People who don’t like martial sports because of how “violent” they are are simply ignorant of the statistics that show them to be, when regulated properly, the safest competitive sport. In fact, the most dangerous thing about boxing and kick-boxing is the use of such huge gloves and boots designed to protect the striker’s weapons rather than the opponent’s brain. The less padding, the better, and that’s a concept that the sissies just can’t be expected to get. They’re a lost cause. Martial sports will still be popular without them.


Basketball is not as popular as football, but it’s pretty damn close. It suffers from only one of the problems I’ve identified: continuous play. There are relatively few stops and starts. However, it counters this effect by having so many scores that you can afford to turn your head and socialize while the game continues. It’s also an exciting game, so that even if you miss a really great play, no need to worry. Another will be along shortly.


I’m sure you understand my point, so you should be able to predict how this one will go. Baseball suffers from the problem of low scoring, but you need not fear taking the time to socialize. The time between plays, as well as the predictability of when these breaks occur, results in little danger of missing a score or even an exciting play. Some would say that there are too few exciting plays in baseball, and that the time between plays is too long, but that helps to prove my point. The fact that baseball allows for socializing is why it continues to be so popular despite these perceived defects. Our ability to socialize is the most important factor to the success of all of these sports.


Hockey Fan

Hockey has always been the least popular of all of the sports I listed, and my theory would help to explain that as well. While not suffering from soccer’s characteristics quite as much, hockey has traditionally been a little too close to having all of those characteristics. It’s relatively low scoring, with 1-0 games hardly rare, and the action is closer to soccer than football in terms of its downtime. Moreover, my first hockey game at the Capital Center (IIRC, 1975, age 7) was a 2-2 tie between the Caps and the Minnesota North Stars. Even at that young age, I was an intellectual, so I found the concept of a tie intriguing, but that’s not common amongst Americans.

If you look at every important change hockey has made, it’s been designed to increase scoring and eliminate ties (or eliminate injuries, which is not the subject of this post). By increasing the scoring, hockey becomes less likely to disappoint the average spectator who turns away to talk to his fellow fans. Yes, hockey (and all the other sports) have huge marketing budgets, but that just gets people’s attention. You actually have to provide a good product or people won’t come back. The only exception to this rule is the “celebrity” factor (i.e., getting people to idolize or identify with the players), which is important to marketing, but nevertheless a small part of the story.

What’s Soccer to Do?

As far as a solution is concerned, I have none.

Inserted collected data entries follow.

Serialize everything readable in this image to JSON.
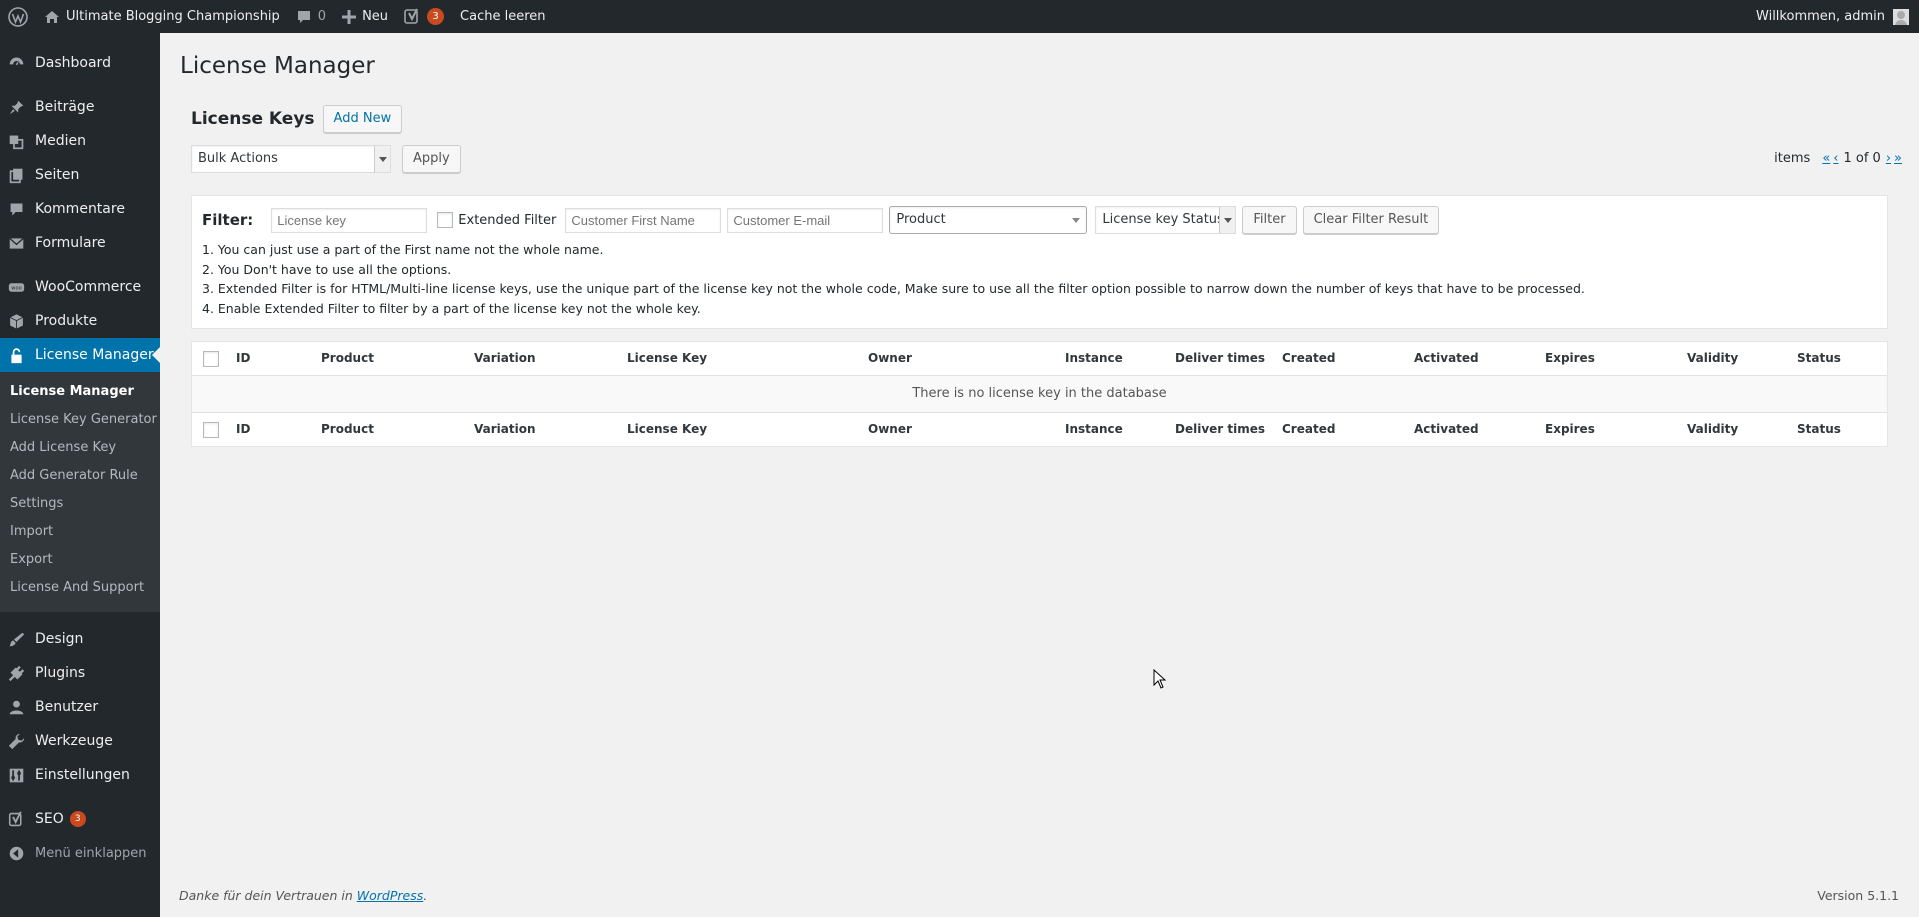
{
  "adminbar": {
    "site_name": "Ultimate Blogging Championship",
    "comments_count": "0",
    "new_label": "Neu",
    "yoast_count": "3",
    "cache_label": "Cache leeren",
    "welcome": "Willkommen, admin"
  },
  "sidebar": {
    "items_top": [
      {
        "label": "Dashboard",
        "icon": "dashboard-icon"
      },
      {
        "label": "Beiträge",
        "icon": "pin-icon"
      },
      {
        "label": "Medien",
        "icon": "media-icon"
      },
      {
        "label": "Seiten",
        "icon": "pages-icon"
      },
      {
        "label": "Kommentare",
        "icon": "comment-icon"
      },
      {
        "label": "Formulare",
        "icon": "mail-icon"
      },
      {
        "label": "WooCommerce",
        "icon": "woo-icon"
      },
      {
        "label": "Produkte",
        "icon": "box-icon"
      },
      {
        "label": "License Manager",
        "icon": "lock-icon"
      }
    ],
    "submenu": [
      "License Manager",
      "License Key Generator",
      "Add License Key",
      "Add Generator Rule",
      "Settings",
      "Import",
      "Export",
      "License And Support"
    ],
    "items_bottom": [
      {
        "label": "Design",
        "icon": "brush-icon"
      },
      {
        "label": "Plugins",
        "icon": "plug-icon"
      },
      {
        "label": "Benutzer",
        "icon": "user-icon"
      },
      {
        "label": "Werkzeuge",
        "icon": "wrench-icon"
      },
      {
        "label": "Einstellungen",
        "icon": "settings-icon"
      },
      {
        "label": "SEO",
        "icon": "yoast-icon",
        "count": "3"
      }
    ],
    "collapse_label": "Menü einklappen"
  },
  "page": {
    "title": "License Manager",
    "section_title": "License Keys",
    "add_new": "Add New",
    "bulk_actions": "Bulk Actions",
    "apply": "Apply",
    "items_label": "items",
    "page_first": "«",
    "page_prev": "‹",
    "page_status": "1 of 0",
    "page_next": "›",
    "page_last": "»"
  },
  "filter": {
    "label": "Filter:",
    "license_key_placeholder": "License key",
    "extended_filter": "Extended Filter",
    "first_name_placeholder": "Customer First Name",
    "email_placeholder": "Customer E-mail",
    "product": "Product",
    "status": "License key Status",
    "filter_button": "Filter",
    "clear_button": "Clear Filter Result",
    "notes": [
      "1. You can just use a part of the First name not the whole name.",
      "2. You Don't have to use all the options.",
      "3. Extended Filter is for HTML/Multi-line license keys, use the unique part of the license key not the whole code, Make sure to use all the filter option possible to narrow down the number of keys that have to be processed.",
      "4. Enable Extended Filter to filter by a part of the license key not the whole key."
    ]
  },
  "table": {
    "columns": [
      "ID",
      "Product",
      "Variation",
      "License Key",
      "Owner",
      "Instance",
      "Deliver times",
      "Created",
      "Activated",
      "Expires",
      "Validity",
      "Status"
    ],
    "empty_message": "There is no license key in the database"
  },
  "footer": {
    "thanks_prefix": "Danke für dein Vertrauen in ",
    "wordpress_link": "WordPress",
    "thanks_suffix": ".",
    "version": "Version 5.1.1"
  }
}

Indoor soccer has tried to create a product that’s higher scoring, but it’s been largely a disaster. My guess is that, because it offends the soccer-loving base (“It’s a perversion of soccer!”), it wasn’t able to generate the minimum revenue it needed to properly market itself to the casual fan. Shootouts to eliminate ties were intended to help a bit with the casual fan, but that further offends the base. I suspect that soccer is just going to have to deal with its place in our society: a second-class sport.

This isn’t the end of the world, though, for soccer fans. The latest census report showed our population at over 300 million, and our economy (despite all our complaints) makes attendance at games more affordable, even if you resort to scalping. As a result of our richer, more populous society, even hobbies like skateboarding and snowboarding have become a spectator sport capable of surviving on its fan base, which is tiny when expressed as a percentage. I’m sure soccer will always out draw that.